I stay out of the spotlight mostly, but I also do seek out safe ways to step outside my safe little world and be myself with other people, even though I know I might feel loads of shame afterward. I joined the Order of the Eastern Star and put myself in the group that's responsible for meal preparation and serving. Yesterday I agreed to teach classes at Joann's on my mom's side of town. I went to the first night of my class reunion, if not the bigger get-together the following day. I still felt the pangs after just the first night and was glad I chose not to commit to the next night. I can push my boundaries and respect my own limitations at the same time.

That's what all these "coming out" posts are about. They're about being real, dropping the mask of having it all together. They're about participating in the world even though I feel SO ... overexposed, potentially judged. And saying to myself that that's okay and proving to myself that I can live with it. Things big and little....the things that make me ME. I read something the other day about how we develop habits to keep other people far enough from us that we are not vulnerable. And it's true! I have a quick response to most things that would offer me connection to another person. So I am examining myself in one specific area to identify and sort of reprogram myself to listen longer, not planning a response in my head when the other person is talking, giving their words time to soak in, and really considering the occasion or event that's being suggested so that I may connect even if it makes me vulnerable yet again. That way I can have some real-ness in more of my relationships, and even come into contact with opportunities that I wouldn't if I just shut the other person down with some cool but dismissive response. Oh, hell, real life is such hard work!!!!!
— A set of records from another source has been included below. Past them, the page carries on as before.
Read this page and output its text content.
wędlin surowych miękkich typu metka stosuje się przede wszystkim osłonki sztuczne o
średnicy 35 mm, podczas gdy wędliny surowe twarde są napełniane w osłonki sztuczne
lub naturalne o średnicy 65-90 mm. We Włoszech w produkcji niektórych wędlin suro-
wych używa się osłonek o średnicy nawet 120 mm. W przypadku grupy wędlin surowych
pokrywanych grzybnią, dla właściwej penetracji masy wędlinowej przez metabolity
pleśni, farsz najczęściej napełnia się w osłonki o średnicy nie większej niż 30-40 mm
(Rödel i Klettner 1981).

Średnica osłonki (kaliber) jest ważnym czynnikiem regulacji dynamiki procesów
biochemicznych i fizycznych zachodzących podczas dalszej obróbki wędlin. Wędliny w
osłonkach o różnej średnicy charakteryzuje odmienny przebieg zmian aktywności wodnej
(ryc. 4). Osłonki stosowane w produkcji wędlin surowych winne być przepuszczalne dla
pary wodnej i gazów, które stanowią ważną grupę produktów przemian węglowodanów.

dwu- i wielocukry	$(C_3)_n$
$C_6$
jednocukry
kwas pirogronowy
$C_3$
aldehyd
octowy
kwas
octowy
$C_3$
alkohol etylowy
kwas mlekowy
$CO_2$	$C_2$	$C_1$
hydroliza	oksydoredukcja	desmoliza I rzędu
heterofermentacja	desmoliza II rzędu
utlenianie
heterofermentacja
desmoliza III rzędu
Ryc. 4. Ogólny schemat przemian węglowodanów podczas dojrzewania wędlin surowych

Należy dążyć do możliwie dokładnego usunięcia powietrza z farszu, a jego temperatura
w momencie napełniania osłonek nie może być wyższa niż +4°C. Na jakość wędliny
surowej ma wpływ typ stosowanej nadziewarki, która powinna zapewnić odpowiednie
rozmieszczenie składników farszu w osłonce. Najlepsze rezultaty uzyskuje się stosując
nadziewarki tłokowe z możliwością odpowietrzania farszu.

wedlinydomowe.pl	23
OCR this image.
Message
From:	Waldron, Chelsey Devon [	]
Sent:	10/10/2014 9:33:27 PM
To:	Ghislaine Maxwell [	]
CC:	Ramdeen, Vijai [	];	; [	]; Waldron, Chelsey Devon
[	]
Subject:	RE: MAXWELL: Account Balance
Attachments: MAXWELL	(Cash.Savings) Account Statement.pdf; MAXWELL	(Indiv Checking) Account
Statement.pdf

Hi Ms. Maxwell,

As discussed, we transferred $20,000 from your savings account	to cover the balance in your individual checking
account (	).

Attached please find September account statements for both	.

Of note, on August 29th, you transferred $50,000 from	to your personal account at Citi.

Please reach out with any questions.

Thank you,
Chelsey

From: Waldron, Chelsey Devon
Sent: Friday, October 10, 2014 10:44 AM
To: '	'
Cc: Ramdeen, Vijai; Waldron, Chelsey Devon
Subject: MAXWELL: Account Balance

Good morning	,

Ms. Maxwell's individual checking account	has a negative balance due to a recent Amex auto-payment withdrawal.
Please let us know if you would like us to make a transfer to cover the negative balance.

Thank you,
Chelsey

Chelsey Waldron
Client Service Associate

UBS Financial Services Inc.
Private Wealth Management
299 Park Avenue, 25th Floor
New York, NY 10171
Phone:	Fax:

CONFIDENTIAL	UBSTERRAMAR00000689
The reason I do these things is to continue to be an example. Primarily to my kids, and my grandkids. I look at them and hope that they see me flawed yet pressing on determinedly, and are encouraged that they can do the same. I've presented myself as being a badass pretty much my whole life, while inside feeling very much like a wounded bird. I've done SO many more things I'm proud of than not, though I feel SO much more shame than confidence. To quote my son, I am "deeply conflicted."

All of this to say, I feel bad today because I was courageous yesterday. It's just part of the cycle. Like that prophet that slew all the prophets of Baal and then the next day went and sat under a tree and begged God to just let him die. It's the human condition and I am SOOOOO frailly human. It's okay to feel like shit as long as I know that I am NOT shit. And it's okay if you do, too.

Friday, September 16, 2016

COMING OUT: The parking edition

I just want to come out and say that I SUCK AT PARKING MY TRUCK.

Now, to be fair, I can parallel park like a *MF* and I could back my truck through a corn maze and touch absolutely nothing. But when it comes to actually parking, I find myself trying and retrying, moving back and forth, getting out and looking critically at it, getting back in and moving back and forth some more, before finally just slamming the PRNDL in park and letting it just sit there all crooked. Like it parked itself that way and I'm tired of trying to reason with it.


Once I've given up, I try to remind myself (while walking through a parking lot and in front of giant store or restaurant windows) that I'm not actually interesting enough for anyone to stop their lives to watch me park, and I chide myself for the vanity masquerading as self-consciousness.  


This last picture was in the parking lot at an OES chapter meeting (go Adah #49!). I finally gave up and just headed inside. After a few minutes, an older man came up to me and said, "Honey, we don't judge here. You just park any old way you like."

Just because I'm paranoid DOESN'T mean they're not watching me!!!!